CHICAGO — When Kyle Hendricks signed his four-year, $55.5 million contract extension in March 2019, few if any could have envisioned how drastically different the Chicago Cubs roster would look halfway through the deal.
At the time he inked the extension through 2023, Hendricks — who turns 32 in December — wasn’t focused on whether others among the Cubs’ 2016 World Series championship core would be alongside him through the duration of the deal. He hoped if those cornerstone players wanted to remain in Chicago they would.
Sometimes, though, what is best for one player might not be applicable to another player or even the team.
“I love those guys so much and they’re such close friends — I want them to do whatever’s best for them, and that’s kind of what I did with myself,” Hendricks said Sunday. “I love it in Chicago, love the organization, all the people around it, the coaching staff, and I know things change every year but with the city I couldn’t be any happier.”
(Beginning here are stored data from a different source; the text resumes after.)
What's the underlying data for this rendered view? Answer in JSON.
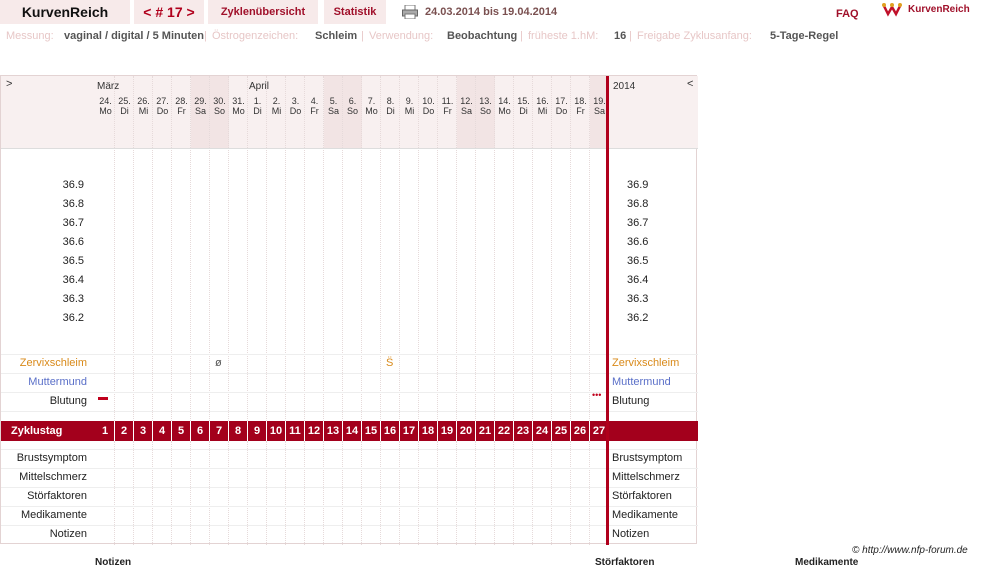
{
  "header": {
    "brand": "KurvenReich",
    "cycle_nav": "< # 17 >",
    "tab_overview": "Zyklenübersicht",
    "tab_stats": "Statistik",
    "date_range": "24.03.2014 bis 19.04.2014",
    "faq": "FAQ",
    "brand_right": "KurvenReich"
  },
  "info": {
    "messung_label": "Messung:",
    "messung_value": "vaginal / digital / 5 Minuten",
    "oestrogen_label": "Östrogenzeichen:",
    "oestrogen_value": "Schleim",
    "verwendung_label": "Verwendung:",
    "verwendung_value": "Beobachtung",
    "frueheste_label": "früheste 1.hM:",
    "frueheste_value": "16",
    "freigabe_label": "Freigabe Zyklusanfang:",
    "freigabe_value": "5-Tage-Regel"
  },
  "chart": {
    "nav_left": ">",
    "nav_right": "<",
    "year": "2014",
    "months": [
      {
        "name": "März"
      },
      {
        "name": "April"
      }
    ],
    "days": [
      {
        "date": "24.",
        "dow": "Mo",
        "weekend": false
      },
      {
        "date": "25.",
        "dow": "Di",
        "weekend": false
      },
      {
        "date": "26.",
        "dow": "Mi",
        "weekend": false
      },
      {
        "date": "27.",
        "dow": "Do",
        "weekend": false
      },
      {
        "date": "28.",
        "dow": "Fr",
        "weekend": false
      },
      {
        "date": "29.",
        "dow": "Sa",
        "weekend": true
      },
      {
        "date": "30.",
        "dow": "So",
        "weekend": true
      },
      {
        "date": "31.",
        "dow": "Mo",
        "weekend": false
      },
      {
        "date": "1.",
        "dow": "Di",
        "weekend": false
      },
      {
        "date": "2.",
        "dow": "Mi",
        "weekend": false
      },
      {
        "date": "3.",
        "dow": "Do",
        "weekend": false
      },
      {
        "date": "4.",
        "dow": "Fr",
        "weekend": false
      },
      {
        "date": "5.",
        "dow": "Sa",
        "weekend": true
      },
      {
        "date": "6.",
        "dow": "So",
        "weekend": true
      },
      {
        "date": "7.",
        "dow": "Mo",
        "weekend": false
      },
      {
        "date": "8.",
        "dow": "Di",
        "weekend": false
      },
      {
        "date": "9.",
        "dow": "Mi",
        "weekend": false
      },
      {
        "date": "10.",
        "dow": "Do",
        "weekend": false
      },
      {
        "date": "11.",
        "dow": "Fr",
        "weekend": false
      },
      {
        "date": "12.",
        "dow": "Sa",
        "weekend": true
      },
      {
        "date": "13.",
        "dow": "So",
        "weekend": true
      },
      {
        "date": "14.",
        "dow": "Mo",
        "weekend": false
      },
      {
        "date": "15.",
        "dow": "Di",
        "weekend": false
      },
      {
        "date": "16.",
        "dow": "Mi",
        "weekend": false
      },
      {
        "date": "17.",
        "dow": "Do",
        "weekend": false
      },
      {
        "date": "18.",
        "dow": "Fr",
        "weekend": false
      },
      {
        "date": "19.",
        "dow": "Sa",
        "weekend": true
      }
    ],
    "temperatures": [
      "36.9",
      "36.8",
      "36.7",
      "36.6",
      "36.5",
      "36.4",
      "36.3",
      "36.2"
    ],
    "rows": {
      "zervix": "Zervixschleim",
      "muttermund": "Muttermund",
      "blutung": "Blutung",
      "zyklustag": "Zyklustag",
      "brust": "Brustsymptom",
      "mittel": "Mittelschmerz",
      "stoer": "Störfaktoren",
      "medi": "Medikamente",
      "notizen": "Notizen"
    },
    "zervix_marks": [
      {
        "day": 7,
        "symbol": "ø"
      },
      {
        "day": 16,
        "symbol": "S̈"
      }
    ],
    "bleeding_marks": [
      {
        "day": 1,
        "symbol": "▬"
      },
      {
        "day": 27,
        "symbol": "•••"
      }
    ],
    "cycle_days": [
      "1",
      "2",
      "3",
      "4",
      "5",
      "6",
      "7",
      "8",
      "9",
      "10",
      "11",
      "12",
      "13",
      "14",
      "15",
      "16",
      "17",
      "18",
      "19",
      "20",
      "21",
      "22",
      "23",
      "24",
      "25",
      "26",
      "27"
    ],
    "colors": {
      "accent": "#a3001c",
      "zervix": "#d98a1a",
      "muttermund": "#5a6fc8",
      "weekend": "#f2e4e4"
    }
  },
  "footer": {
    "copyright": "© http://www.nfp-forum.de",
    "below_notizen": "Notizen",
    "below_stoer": "Störfaktoren",
    "below_medi": "Medikamente"
  }
}
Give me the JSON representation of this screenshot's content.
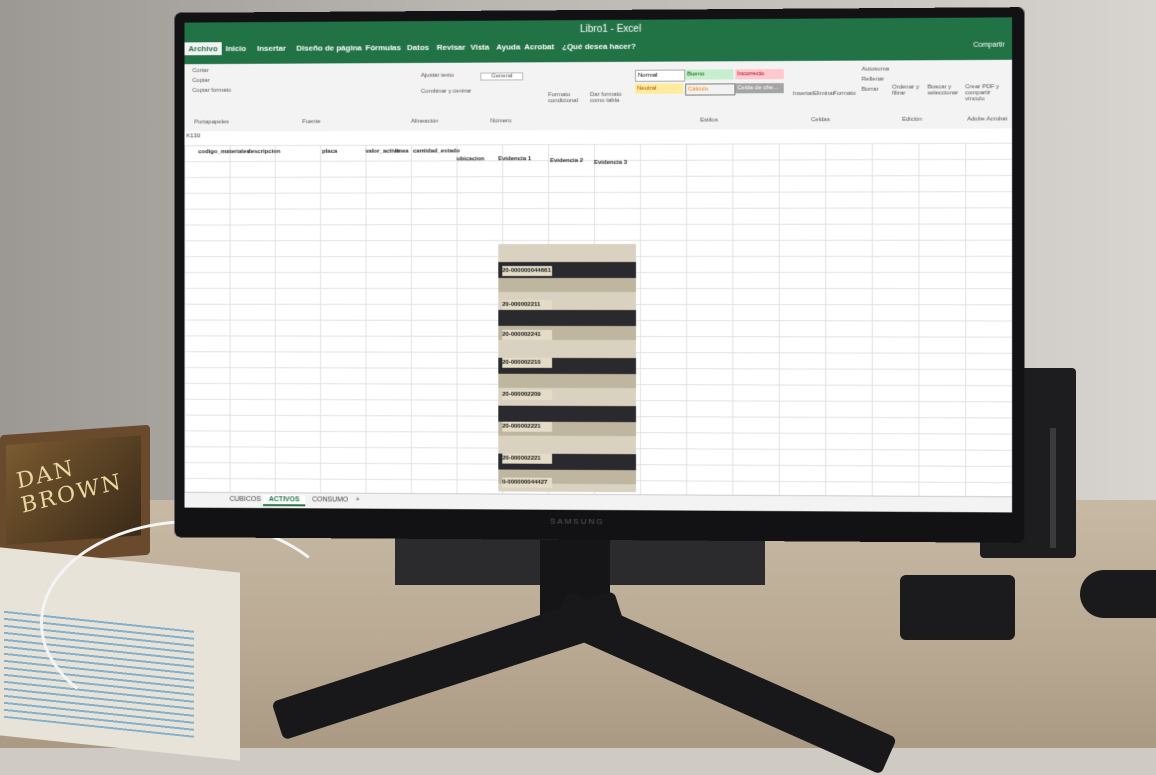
{
  "excel": {
    "app_title": "Libro1 - Excel",
    "tabs": [
      "Archivo",
      "Inicio",
      "Insertar",
      "Diseño de página",
      "Fórmulas",
      "Datos",
      "Revisar",
      "Vista",
      "Ayuda",
      "Acrobat"
    ],
    "search": "¿Qué desea hacer?",
    "share": "Compartir",
    "ribbon": {
      "paste_group": "Portapapeles",
      "cut": "Cortar",
      "copy": "Copiar",
      "copy_format": "Copiar formato",
      "font_group": "Fuente",
      "alignment_group": "Alineación",
      "wrap": "Ajustar texto",
      "merge": "Combinar y centrar",
      "number_group": "Número",
      "number_format": "General",
      "styles_group": "Estilos",
      "conditional": "Formato condicional",
      "table_format": "Dar formato como tabla",
      "styles": [
        "Normal",
        "Bueno",
        "Incorrecto",
        "Neutral",
        "Cálculo",
        "Celda de che..."
      ],
      "cells_group": "Celdas",
      "insert": "Insertar",
      "delete": "Eliminar",
      "format": "Formato",
      "autosum": "Autosuma",
      "fill": "Rellenar",
      "clear": "Borrar",
      "sort": "Ordenar y filtrar",
      "find": "Buscar y seleccionar",
      "editing_group": "Edición",
      "pdf_create": "Crear PDF y compartir vínculo",
      "adobe_group": "Adobe Acrobat"
    },
    "namebox": "K130",
    "headers": [
      "codigo_materiales",
      "descripcion",
      "placa",
      "valor_activo",
      "linea",
      "cantidad_estado",
      "ubicacion",
      "Evidencia 1",
      "Evidencia 2",
      "Evidencia 3"
    ],
    "plates": [
      "20-000000044661",
      "20-000002211",
      "20-000002241",
      "20-000002210",
      "20-000002209",
      "20-000002221",
      "20-000002221",
      "0-000000044427"
    ],
    "sheet_tabs": [
      "CUBICOS",
      "ACTIVOS",
      "CONSUMO"
    ],
    "add_sheet": "+"
  },
  "monitor": {
    "brand": "SAMSUNG"
  },
  "book": {
    "title": "DAN BROWN"
  }
}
A roller-coaster Cubs season defined by the organization-changing trades of three franchise icons and a second half dotted with unexpected performances ended with a rain-shortened 3-2 win in seven innings against the St. Louis Cardinals. The Cubs (71-91) finished with their worst record since 2013, when they lost 96 games, and they will have the No. 7 pick in next year’s draft.
As they embark on a pivotal offseason, beginning with the hiring of a general manager, Hendricks lauded why the Cubs should be a free-agent destination, starting with Wrigley Field and the fans.
“There’s no better place,” he said. “The division we play in, the competition, there is a chance to win the division every year, so, yeah, there’s a lot of positives. I know a lot of guys who love to play in Chicago ... as visiting players. You hear it all the time, guys love coming here.
“It’s going to be really interesting. I’m going to be a fan like anybody else, sitting back and just watching what happens with free agency and really curious to see where we go.”
Despite a career-worst season that included a 4.77 ERA and 1.348 WHIP, Hendricks remains the Cubs’ best pitcher and is the type of starter who would pair well with another top-of-the-rotation arm.
Whether the Cubs want to commit the money and years it would take to acquire that caliber of starting pitching is a separate question. But the opportunity will exist in free agency to restore what they lost with last offseason’s Yu Darvish trade. Robbie Ray, Max Scherzer, Marcus Stroman, Kevin Gausman, Zack Greinke and Jon Gray are among the notable impending free-agent starters.
Hendricks acknowledged the importance of seeing Cubs President Jed Hoyer and the front office bring in impactful talent in the offseason, regardless of position.
“Obviously I want to win at the end of the day and that’s it,” Hendricks said. “That’s where I’ve been my whole life. They know that, but I have full faith and trust in them.
“From (Chairman) Tom (Ricketts) at the top and Jed all the way down, these guys are pros. They know what they’re doing. They know how to construct a team. They’ve been around the game so long and they know how to evaluate talent. So I’m really excited to just have my trust in them and really excited for them to have this opportunity and see what they go out and do and how they construct this team.”
Hendricks is the longest-tenured Cub on the roster and one of only three players with a guaranteed contract beyond 2022. If Hendricks has his way, catcher Willson Contreras, a free agent after next season, “absolutely” would be part of the Cubs long term.
Contreras reiterated to reporters Friday in St. Louis that he remains open to contract extension talks and, like Hendricks, wants to see how the team approaches upgrading the roster in the offseason.
Hendricks spoke highly of Contreras and their relationship, referring to him as “my guy.” Contreras has been behind the plate for 97 of Hendricks’ 207 big-league games, teaming up for a 3.19 ERA.
Admittedly, after what happened at the trade deadline, Hendricks knows it can be dangerous to get too close to too many teammates. However, his admiration of Contreras is impossible to downplay.
“I love having him out there,” Hendricks said. “He’s a huge leader on this team, big part of this team, and I know he loves it in Chicago and he would love to be there and I feel the same. I would love to play with him as long as I can.
“The things he brings out there on the field, you just can’t replace. And then of course his work ethic and who he is off the field, we’ve become super close.”
The Hendricks-Contreras tandem is a good place to start for an organization with financial flexibility and a roster with a lot of spots that can be reconfigured.